We just spent the past few weeks working specifically on tempo maps for our album, and almost every section has a tiny shift somewhere.
The way we did it was me (guitar) and the singer went through every song and created a draft map.
Then we'd go try it out with the drummer playing on an electric kit, and make adjustments as necessary. The only reason we did it in two sections not one was due to the drummer's work schedule, but I think it allowed me and the singer to discuss and notice things before we started the 'real' mapping.
We also referenced and analysed rehearsal recordings. It helps if you have a few versions of the same song to see if you do something every time that sounds good (or bad).

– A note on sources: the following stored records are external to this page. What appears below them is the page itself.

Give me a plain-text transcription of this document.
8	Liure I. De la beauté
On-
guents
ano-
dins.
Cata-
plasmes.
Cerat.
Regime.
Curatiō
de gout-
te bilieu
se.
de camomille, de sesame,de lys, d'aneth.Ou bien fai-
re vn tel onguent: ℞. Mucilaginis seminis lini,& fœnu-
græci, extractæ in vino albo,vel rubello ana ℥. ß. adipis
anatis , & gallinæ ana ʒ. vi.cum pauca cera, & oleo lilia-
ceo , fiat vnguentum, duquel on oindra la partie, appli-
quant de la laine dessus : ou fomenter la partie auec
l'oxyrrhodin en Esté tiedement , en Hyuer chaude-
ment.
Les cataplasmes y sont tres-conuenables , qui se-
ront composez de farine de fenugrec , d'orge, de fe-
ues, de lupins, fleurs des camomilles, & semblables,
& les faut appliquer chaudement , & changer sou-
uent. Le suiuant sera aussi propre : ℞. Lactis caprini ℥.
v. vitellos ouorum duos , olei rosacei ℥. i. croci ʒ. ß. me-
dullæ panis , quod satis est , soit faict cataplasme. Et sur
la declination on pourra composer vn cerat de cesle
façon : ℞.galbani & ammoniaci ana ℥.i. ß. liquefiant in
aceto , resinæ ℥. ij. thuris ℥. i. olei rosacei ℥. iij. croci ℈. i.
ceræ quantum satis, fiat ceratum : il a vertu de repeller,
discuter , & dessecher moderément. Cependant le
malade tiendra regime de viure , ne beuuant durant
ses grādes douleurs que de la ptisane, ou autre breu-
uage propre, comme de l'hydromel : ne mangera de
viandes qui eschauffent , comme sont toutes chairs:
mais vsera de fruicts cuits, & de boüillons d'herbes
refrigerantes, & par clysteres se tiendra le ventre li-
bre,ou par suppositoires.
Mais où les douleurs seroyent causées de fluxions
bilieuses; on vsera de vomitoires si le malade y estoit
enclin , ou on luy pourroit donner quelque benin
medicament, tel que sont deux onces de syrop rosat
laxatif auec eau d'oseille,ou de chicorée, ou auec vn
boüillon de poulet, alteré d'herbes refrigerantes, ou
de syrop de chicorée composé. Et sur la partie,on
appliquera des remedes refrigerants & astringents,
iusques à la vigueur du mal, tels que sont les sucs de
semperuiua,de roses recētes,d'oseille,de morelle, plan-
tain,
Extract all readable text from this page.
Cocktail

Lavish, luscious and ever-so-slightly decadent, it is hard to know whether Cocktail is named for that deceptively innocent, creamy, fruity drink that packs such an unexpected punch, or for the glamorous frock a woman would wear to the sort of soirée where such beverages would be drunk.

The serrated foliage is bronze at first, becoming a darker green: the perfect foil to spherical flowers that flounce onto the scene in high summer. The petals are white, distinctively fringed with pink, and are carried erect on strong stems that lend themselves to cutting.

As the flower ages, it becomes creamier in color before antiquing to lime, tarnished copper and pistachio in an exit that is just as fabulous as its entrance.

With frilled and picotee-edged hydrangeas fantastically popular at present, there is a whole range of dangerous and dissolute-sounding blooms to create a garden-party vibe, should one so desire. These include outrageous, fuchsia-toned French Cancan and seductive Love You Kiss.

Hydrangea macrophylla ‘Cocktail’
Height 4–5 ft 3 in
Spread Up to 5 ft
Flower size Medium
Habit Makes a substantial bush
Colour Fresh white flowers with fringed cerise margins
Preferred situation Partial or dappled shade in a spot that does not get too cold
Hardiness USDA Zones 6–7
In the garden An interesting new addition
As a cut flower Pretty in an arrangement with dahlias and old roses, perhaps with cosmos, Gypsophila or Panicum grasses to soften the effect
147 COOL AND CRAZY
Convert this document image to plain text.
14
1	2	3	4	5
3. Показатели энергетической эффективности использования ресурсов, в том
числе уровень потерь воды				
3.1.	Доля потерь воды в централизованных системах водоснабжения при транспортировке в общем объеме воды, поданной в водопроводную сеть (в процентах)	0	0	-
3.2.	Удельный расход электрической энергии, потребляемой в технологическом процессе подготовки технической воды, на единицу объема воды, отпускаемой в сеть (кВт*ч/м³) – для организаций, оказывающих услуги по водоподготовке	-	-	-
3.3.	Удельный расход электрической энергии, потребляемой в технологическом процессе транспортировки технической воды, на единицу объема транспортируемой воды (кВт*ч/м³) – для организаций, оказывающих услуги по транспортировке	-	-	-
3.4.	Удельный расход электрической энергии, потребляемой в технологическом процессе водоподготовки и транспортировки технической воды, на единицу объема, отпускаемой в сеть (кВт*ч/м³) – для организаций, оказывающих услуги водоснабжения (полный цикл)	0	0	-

Two important things to note:
1. We're a hard rock band not a metal band, so YMMV with my own learnings here.
2. We don't write to a click, when we send each other song ideas it is not to a click, and we don't do 'high quality demos', we just record with a stereo mic in the practice room/bedroom and don't over analyse it performance wise.
When mapping:
We noticed that on big chorus fills we sometimes (not always) 'push' slightly, so sometimes need to start a hair early next bar compared to static click. Feels totally natural when playing as a band (no click) to push (tiny tiny amount) but if we tried to force it to static click the fill would end up needing to sound too robotic, or lose the energy from what we wrote. So sometimes pushing one or more beats up a tiny tiny bit on chorus bars with massive fills. There is also a song where some fills have a slight pull feel in the middle 8, so the tempo map got pulled back a tiny bit. We found that mapping beat to beat isn't totally necessary, it is more important that the next bar naturally starts on the 1 again. Do this however works best (it was sometimes whole fill bar up/down Xbpm, and sometimes beat 3+4, or beat 4 up/down Xbpm). Just try to have it that when the main beat comes back in right when it should musically.
You have to make a judgement call on if changing tempo sounds good or bad. Sometimes you do it live because you're speeding up/getting over excited, and the song would sound better if you held it steady. So don't change just because it is a new section, change if it needs to.
Four key things I learned specifically relating to tempo mapping -
1. The tempo map is done when the band can play along with it and it feels natural. If a section naturally speeds up or slows down the click should catch where you go. The drummer shouldn't feel like they have to change the way they play fills to work with the metronome, the metronome should follow them. This was pretty crucial to us. By the same token - if the drummer is playing it shit, tell them, don't account for it in the click. But if it sounds good to push/pull then make the click follow it.
2. The numbers mean nothing meaningful so don't get hung up on them. If you need to change bpm by 5 you need to do it, if it only needs 1 that is fine. On one song that is around 83bpm we even found out we had to do a half bpm increase for the chorus to get the feel right.
3. When you check changes check in context, don't just check a section at a time, or a bar at a time. It is time consuming but you really need to check against the sections either side to make sure it flows well. Also when it is done check it the whole way through more than one time and make sure everyone agrees, or at least accepts your final decision if there is disagreement (I'm assuming you're in charge).
4. Think of the big picture - for us we have 100% clean vocals, so if we were deciding between two BPM's for a section the most important is which makes the vocal delivery sound best.